Hedge fund Kerrisdale Capital released its much-anticipated report on Dish Network Wednesday, claiming that in the best case the satellite TV company’s wireless spectrum is worth about a third of the value Wall Street has placed on it, and adding that the stock should be trading at less than half its current price.
Kerrisdale has made a living out of short selling stocks, and its Dish positon is no different. The fund raised eyebrows earlier this month when it tweeted that it planned to short Dish stock, a move that caused Dish shares to lose about 13% of their value over several days.
This time the market seemed prepared. Although Dish dipped as low as $46.68 per share in early trading Wednesday (down 1.8%), it has since gained ground, priced at $47.60 each (up 0.13%) by early afternoon.
In its report, Kerrisdale said that Dish’s spectrum, which the market values at about $18.5 billion, is worth $5.65 billion in its base case scenario and just $118 million in the worst-case. Kerrisdale’s argument is that spectrum is not as scarce as Wall Street believes and carriers have other ways to expand capacity, namely by building more cell sites.

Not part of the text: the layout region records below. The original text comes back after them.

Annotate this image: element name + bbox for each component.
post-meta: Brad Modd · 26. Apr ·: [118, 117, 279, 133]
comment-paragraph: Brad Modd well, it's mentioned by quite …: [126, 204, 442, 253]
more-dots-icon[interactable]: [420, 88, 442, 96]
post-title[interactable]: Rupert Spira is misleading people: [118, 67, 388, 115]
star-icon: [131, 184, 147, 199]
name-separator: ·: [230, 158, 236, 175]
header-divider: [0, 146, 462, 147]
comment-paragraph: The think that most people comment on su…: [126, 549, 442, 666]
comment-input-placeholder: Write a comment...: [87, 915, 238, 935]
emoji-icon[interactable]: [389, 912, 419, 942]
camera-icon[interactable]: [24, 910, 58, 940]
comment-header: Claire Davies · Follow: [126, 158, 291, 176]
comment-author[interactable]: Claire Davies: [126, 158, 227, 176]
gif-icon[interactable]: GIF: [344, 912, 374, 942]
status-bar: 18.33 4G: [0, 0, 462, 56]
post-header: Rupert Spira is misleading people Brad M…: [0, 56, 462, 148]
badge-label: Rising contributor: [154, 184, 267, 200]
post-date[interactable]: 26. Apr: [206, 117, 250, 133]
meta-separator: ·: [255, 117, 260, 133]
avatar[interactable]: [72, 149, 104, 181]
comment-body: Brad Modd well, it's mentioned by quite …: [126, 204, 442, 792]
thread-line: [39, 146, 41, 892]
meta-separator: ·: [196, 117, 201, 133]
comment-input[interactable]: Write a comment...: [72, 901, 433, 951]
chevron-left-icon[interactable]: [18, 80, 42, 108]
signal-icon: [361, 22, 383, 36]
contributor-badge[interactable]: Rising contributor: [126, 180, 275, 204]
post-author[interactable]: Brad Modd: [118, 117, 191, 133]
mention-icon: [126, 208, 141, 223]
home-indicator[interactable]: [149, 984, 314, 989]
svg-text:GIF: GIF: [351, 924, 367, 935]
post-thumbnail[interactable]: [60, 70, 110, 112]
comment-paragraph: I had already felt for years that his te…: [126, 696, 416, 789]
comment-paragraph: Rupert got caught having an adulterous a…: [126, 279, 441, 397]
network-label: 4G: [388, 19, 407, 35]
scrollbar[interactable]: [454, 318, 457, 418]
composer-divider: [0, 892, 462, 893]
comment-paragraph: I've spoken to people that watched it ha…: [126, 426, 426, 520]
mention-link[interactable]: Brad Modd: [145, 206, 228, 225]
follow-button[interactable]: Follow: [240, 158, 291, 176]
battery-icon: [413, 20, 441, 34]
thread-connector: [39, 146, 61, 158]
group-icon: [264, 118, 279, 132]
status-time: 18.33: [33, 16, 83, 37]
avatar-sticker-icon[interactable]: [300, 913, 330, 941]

With a spectrum value that low, and a rapidly declining satellite TV business, Kerrisdale estimates that Dish stock is worth about $20 per share (vs. the $48 per share target of most analysts) in the best case, and just $8 in the worst-case.
In the report, Kerrisdale acknowledges that such dramatically lower price targets could be difficult to take. But it said that Dish has been trading on borrowed time for too long.

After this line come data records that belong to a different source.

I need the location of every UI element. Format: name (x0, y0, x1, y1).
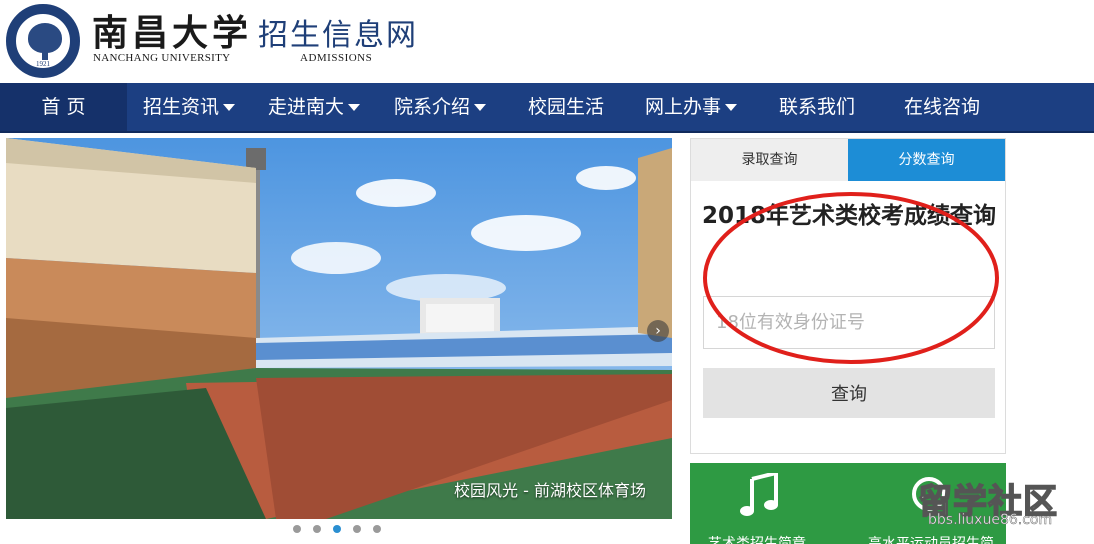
chevron-down-icon (474, 104, 487, 111)
slide-caption: 校园风光 - 前湖校区体育场 (454, 481, 646, 500)
tree-emblem-icon (28, 23, 62, 53)
nav-departments[interactable]: 院系介绍 (394, 83, 487, 131)
query-button[interactable]: 查询 (703, 368, 995, 418)
chevron-down-icon (725, 104, 738, 111)
nav-campus-life[interactable]: 校园生活 (528, 83, 604, 131)
nav-admissions-news[interactable]: 招生资讯 (143, 83, 236, 131)
slider-dot-active[interactable] (333, 525, 341, 533)
query-panel: 录取查询 分数查询 2018年艺术类校考成绩查询 查询 (690, 138, 1006, 454)
slider-dot[interactable] (313, 525, 321, 533)
nav-about[interactable]: 走进南大 (268, 83, 361, 131)
campus-photo-slider[interactable]: › 校园风光 - 前湖校区体育场 (6, 138, 672, 519)
watermark-url: bbs.liuxue86.com (928, 512, 1053, 529)
nav-online-consult[interactable]: 在线咨询 (904, 83, 980, 131)
site-header: 1921 南昌大学 NANCHANG UNIVERSITY 招生信息网 ADMI… (0, 0, 1094, 83)
site-name-en: ADMISSIONS (300, 52, 373, 64)
site-name-cn: 招生信息网 (258, 18, 418, 53)
nav-contact[interactable]: 联系我们 (779, 83, 855, 131)
nav-home[interactable]: 首 页 (0, 83, 127, 131)
seal-year: 1921 (36, 60, 50, 68)
nav-online-services[interactable]: 网上办事 (645, 83, 738, 131)
query-title: 2018年艺术类校考成绩查询 (701, 203, 996, 229)
tab-score-query[interactable]: 分数查询 (848, 139, 1005, 181)
music-note-icon[interactable] (738, 473, 780, 517)
slider-dot[interactable] (293, 525, 301, 533)
university-seal-logo[interactable]: 1921 (6, 4, 80, 78)
main-nav: 首 页 招生资讯 走进南大 院系介绍 校园生活 网上办事 联系我们 在线咨询 (0, 83, 1094, 133)
school-name-en: NANCHANG UNIVERSITY (93, 52, 231, 64)
school-name-cn: 南昌大学 (92, 12, 253, 54)
id-number-input[interactable] (703, 296, 995, 349)
tab-admission-query[interactable]: 录取查询 (691, 139, 848, 181)
stadium-photo (6, 138, 672, 519)
forum-watermark: 留学社区 bbs.liuxue86.com (910, 474, 1090, 536)
art-admission-link[interactable]: 艺术类招生简章 (708, 533, 806, 544)
chevron-down-icon (223, 104, 236, 111)
slider-dot[interactable] (373, 525, 381, 533)
chevron-down-icon (348, 104, 361, 111)
slider-next-arrow[interactable]: › (647, 320, 669, 342)
slider-dot[interactable] (353, 525, 361, 533)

“Dish’s swagger alone has convinced many that, no matter how much it seems like there’s no real plan, everything will somehow work out anyway,” Kerrisdale said in the report. “But, considered dispassionately, Dish’s current strategic direction was always a dangerous longshot: levering up a slowly decaying business to double and triple down on an illiquid, highly specialized, highly regulated, limited-life, non-cash-flowing asset with only two to three plausible buyers. Dish has outlived many skeptics over the years, but, in investing as in gambling, there’s such a thing as pressing your luck.”
Dish hasn’t changed its position either, issuing an identical statement to the one it released when the Kerrisdale report was a mere rumor. Although the company is in a quiet period around its planned participation in the upcoming broadcast incentive spectrum auction, the company said it would continue running its business as always.
"We understand Kerrisdale is shopping a negative report on Dish and may be shorting our stock in an attempt to make a short-term gain while we are in an FCC-mandated quiet period,” Dish said in the statement. “We will continue to manage the business for the long-term benefit of our shareholders as we have done over the last 35 years.”